Introduction

The goal is to introduce linear regression in R by solving the Kaggle Ames Housing competition.

Don’t expect a great score. There’s a lot more to learn but this blog will take you from zero to submission.

Simple linear regression only uses one variable/predictor/feature to make a prediction. In our case, the feature is the ground living area: GrLivArea. We chose this parameter by reading this document.

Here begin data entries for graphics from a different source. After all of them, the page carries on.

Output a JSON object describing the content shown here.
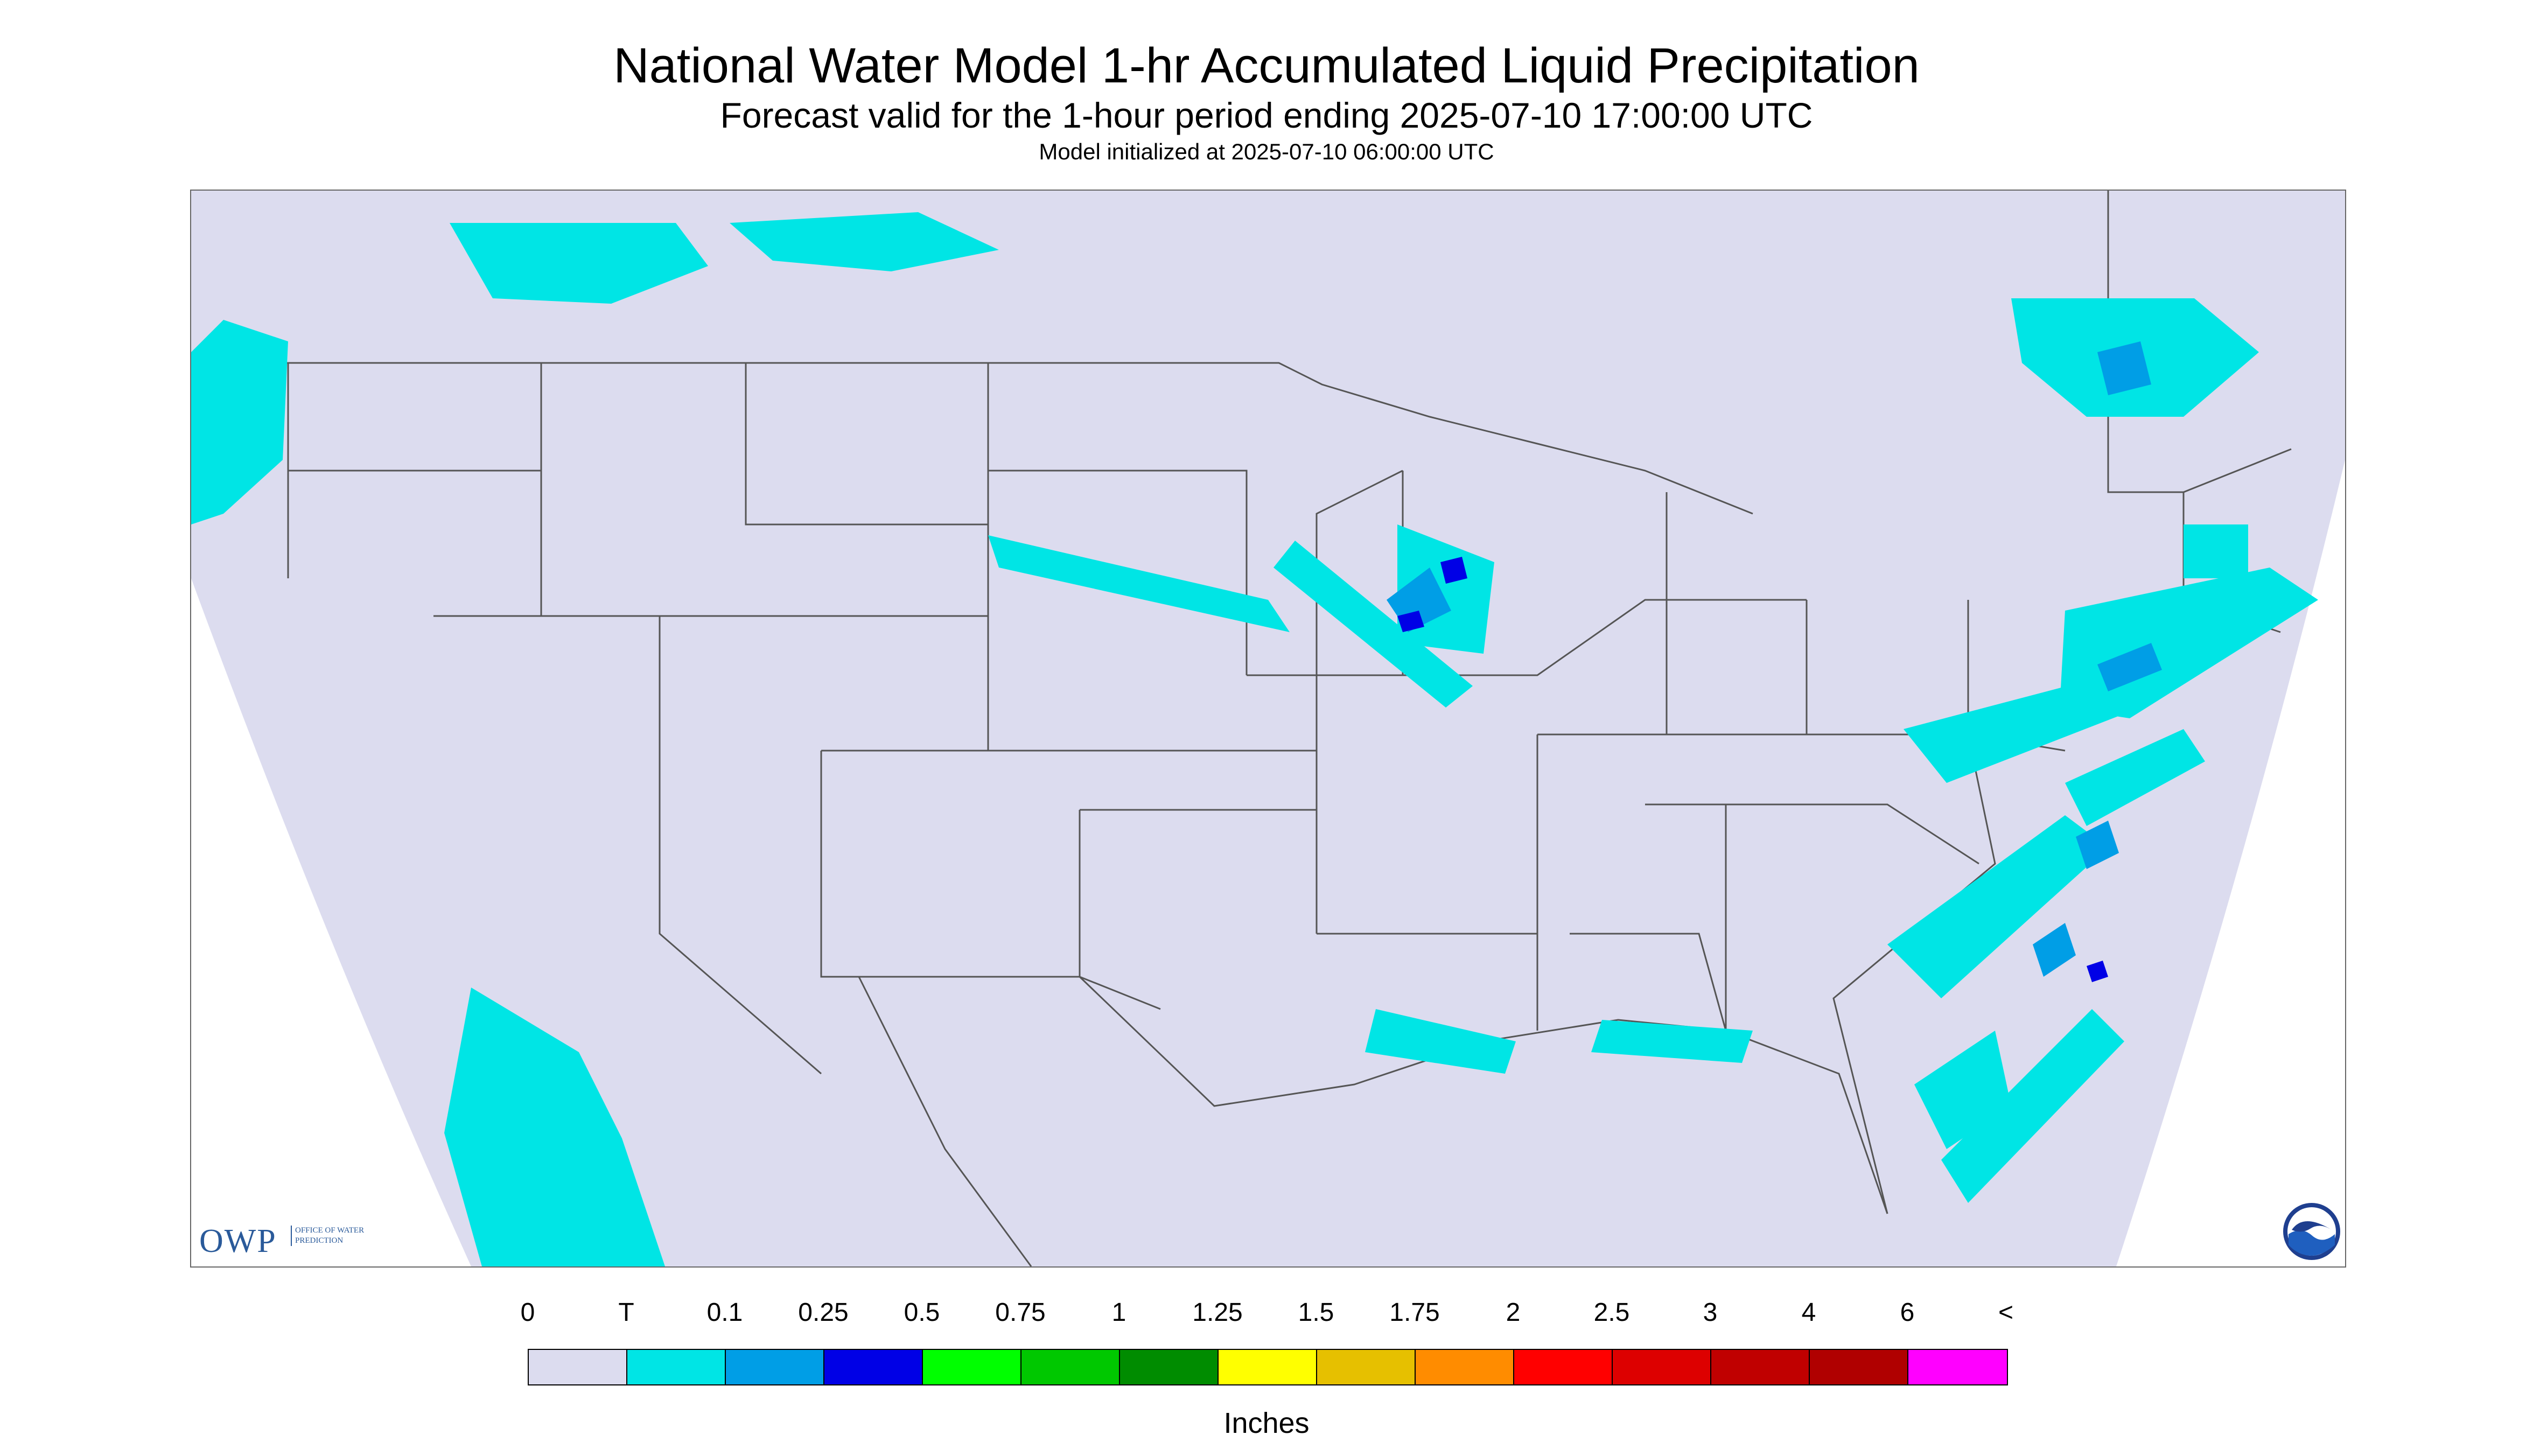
{
  "title": "National Water Model 1-hr Accumulated Liquid Precipitation",
  "subtitle": "Forecast valid for the 1-hour period ending 2025-07-10 17:00:00 UTC",
  "init_text": "Model initialized at 2025-07-10 06:00:00 UTC",
  "map": {
    "background_color": "#dcdcef",
    "precip_color": "#00e5e5",
    "moderate_color": "#009ee6",
    "heavy_color": "#0000e6",
    "boundary_color": "#555555"
  },
  "logos": {
    "owp_mark": "OWP",
    "owp_name": "OFFICE OF WATER PREDICTION",
    "noaa_icon": "noaa-logo-icon"
  },
  "legend": {
    "labels": [
      "0",
      "T",
      "0.1",
      "0.25",
      "0.5",
      "0.75",
      "1",
      "1.25",
      "1.5",
      "1.75",
      "2",
      "2.5",
      "3",
      "4",
      "6",
      "<"
    ],
    "colors": [
      "#dcdcef",
      "#00e5e5",
      "#009ee6",
      "#0000e6",
      "#00ff00",
      "#00c800",
      "#008c00",
      "#ffff00",
      "#e6c000",
      "#ff8c00",
      "#ff0000",
      "#dd0000",
      "#c00000",
      "#b00000",
      "#ff00ff",
      "#9955cc"
    ],
    "units": "Inches"
  }
}
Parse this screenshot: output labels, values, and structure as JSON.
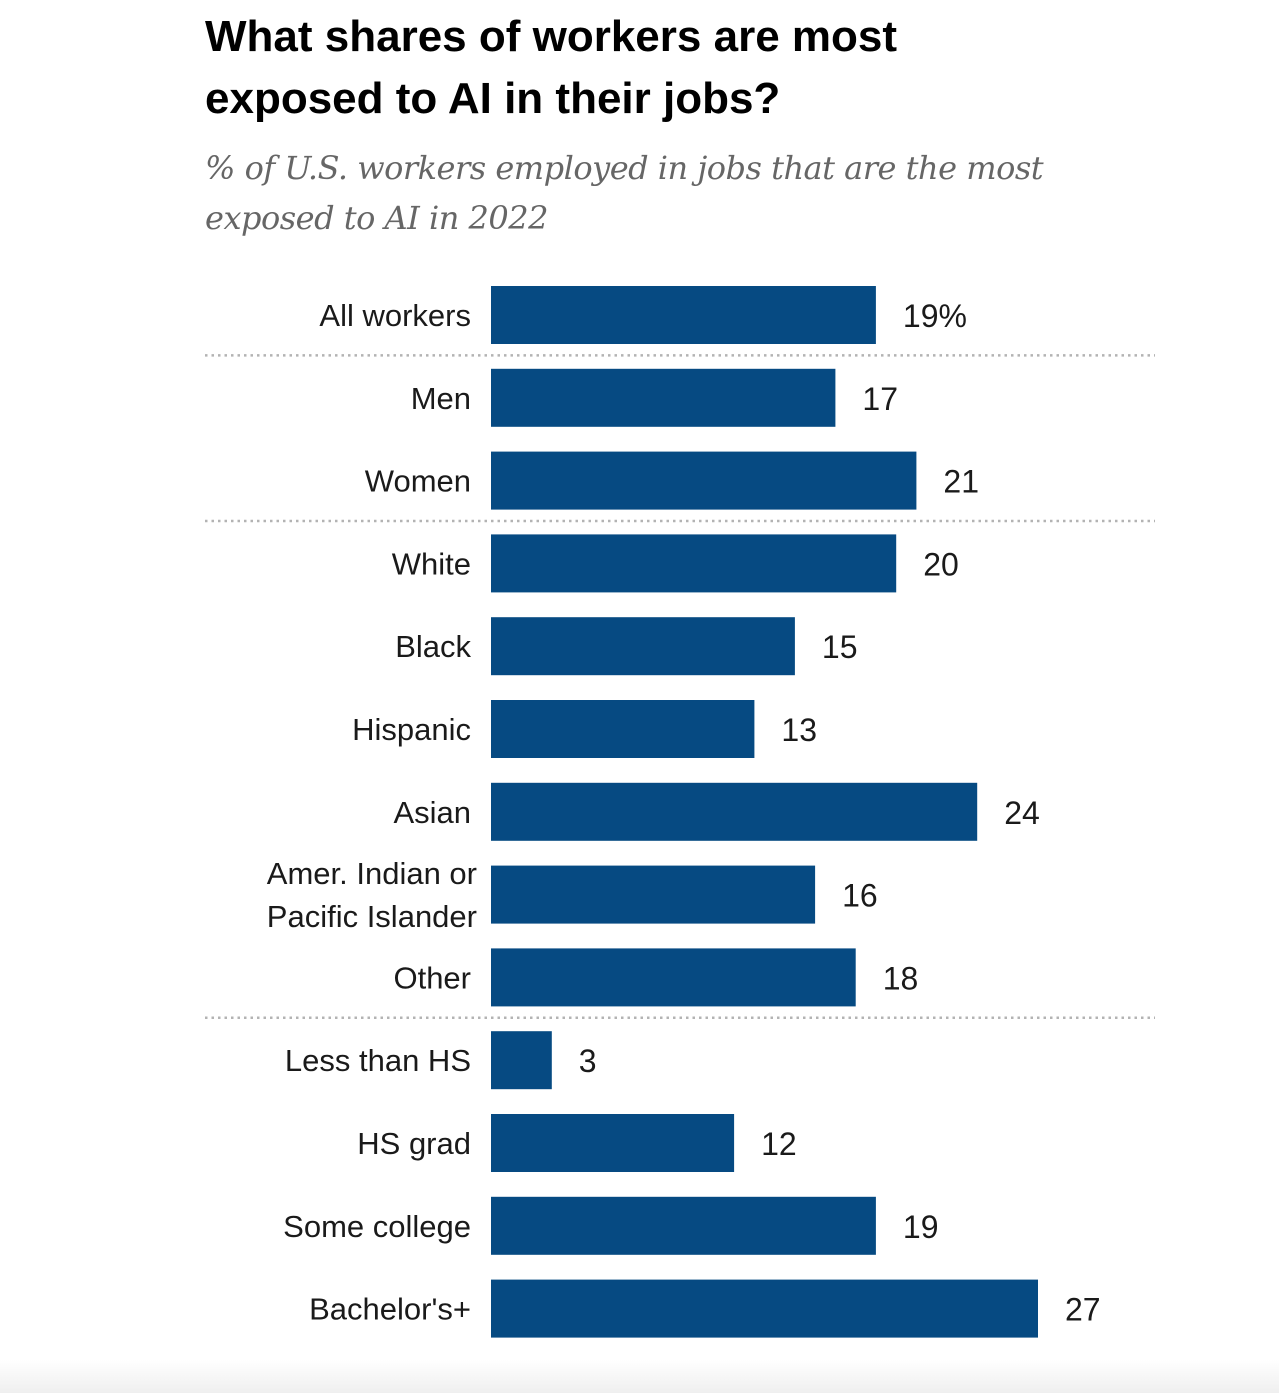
{
  "colors": {
    "bar": "#064a82",
    "separator": "#b3b3b3",
    "label": "#1a1a1a"
  },
  "chart_data": {
    "type": "bar",
    "orientation": "horizontal",
    "title": "What shares of workers are most\nexposed to AI in their jobs?",
    "subtitle": "% of U.S. workers employed in jobs that are the most\nexposed to AI in 2022",
    "categories": [
      [
        "All workers"
      ],
      [
        "Men"
      ],
      [
        "Women"
      ],
      [
        "White"
      ],
      [
        "Black"
      ],
      [
        "Hispanic"
      ],
      [
        "Asian"
      ],
      [
        "Amer. Indian or",
        "Pacific Islander"
      ],
      [
        "Other"
      ],
      [
        "Less than HS"
      ],
      [
        "HS grad"
      ],
      [
        "Some college"
      ],
      [
        "Bachelor's+"
      ]
    ],
    "values": [
      19,
      17,
      21,
      20,
      15,
      13,
      24,
      16,
      18,
      3,
      12,
      19,
      27
    ],
    "value_labels": [
      "19%",
      "17",
      "21",
      "20",
      "15",
      "13",
      "24",
      "16",
      "18",
      "3",
      "12",
      "19",
      "27"
    ],
    "group_separators_after_index": [
      0,
      2,
      8
    ],
    "xlim": [
      0,
      27
    ],
    "grid": false,
    "legend": "none"
  }
}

The R code can be found on Github

Load a couple libraries

library(tidyverse) # A lot of magic in here
library(GGally)

Read the training data

train <- read_csv("../input/train.csv")
## 
## ── Column specification ────────────────────────────────────────────────────────
## cols(
##   .default = col_character(),
##   Id = col_double(),
##   MSSubClass = col_double(),
##   LotFrontage = col_double(),
##   LotArea = col_double(),
##   OverallQual = col_double(),
##   OverallCond = col_double(),
##   YearBuilt = col_double(),
##   YearRemodAdd = col_double(),
##   MasVnrArea = col_double(),
##   BsmtFinSF1 = col_double(),
##   BsmtFinSF2 = col_double(),
##   BsmtUnfSF = col_double(),
##   TotalBsmtSF = col_double(),
##   `1stFlrSF` = col_double(),
##   `2ndFlrSF` = col_double(),
##   LowQualFinSF = col_double(),
##   GrLivArea = col_double(),
##   BsmtFullBath = col_double(),
##   BsmtHalfBath = col_double(),
##   FullBath = col_double()
##   # ... with 18 more columns
## )
## ℹ Use `spec()` for the full column specifications.

Read test data

test <- read_csv("../input/test.csv")
## 
## ── Column specification ────────────────────────────────────────────────────────
## cols(
##   .default = col_character(),
##   Id = col_double(),
##   MSSubClass = col_double(),
##   LotFrontage = col_double(),
##   LotArea = col_double(),
##   OverallQual = col_double(),
##   OverallCond = col_double(),
##   YearBuilt = col_double(),
##   YearRemodAdd = col_double(),
##   MasVnrArea = col_double(),
##   BsmtFinSF1 = col_double(),
##   BsmtFinSF2 = col_double(),
##   BsmtUnfSF = col_double(),
##   TotalBsmtSF = col_double(),
##   `1stFlrSF` = col_double(),
##   `2ndFlrSF` = col_double(),
##   LowQualFinSF = col_double(),
##   GrLivArea = col_double(),
##   BsmtFullBath = col_double(),
##   BsmtHalfBath = col_double(),
##   FullBath = col_double()
##   # ... with 17 more columns
## )
## ℹ Use `spec()` for the full column specifications.

Keep only a subset of the data

train <- select(train, c("Id", "GrLivArea", "LotArea", "TotalBsmtSF", "YearBuilt", "SalePrice")) # Tidyverse
test <- select(test, c("Id", "GrLivArea", "LotArea", "TotalBsmtSF", "YearBuilt")) # Tidyverse

Correlation Plot

ggpairs(train, binwidth=30)
## Warning in warn_if_args_exist(list(...)): Extra arguments: 'binwidth' are being
## ignored. If these are meant to be aesthetics, submit them using the 'mapping'
## variable within ggpairs with ggplot2::aes or ggplot2::aes_string.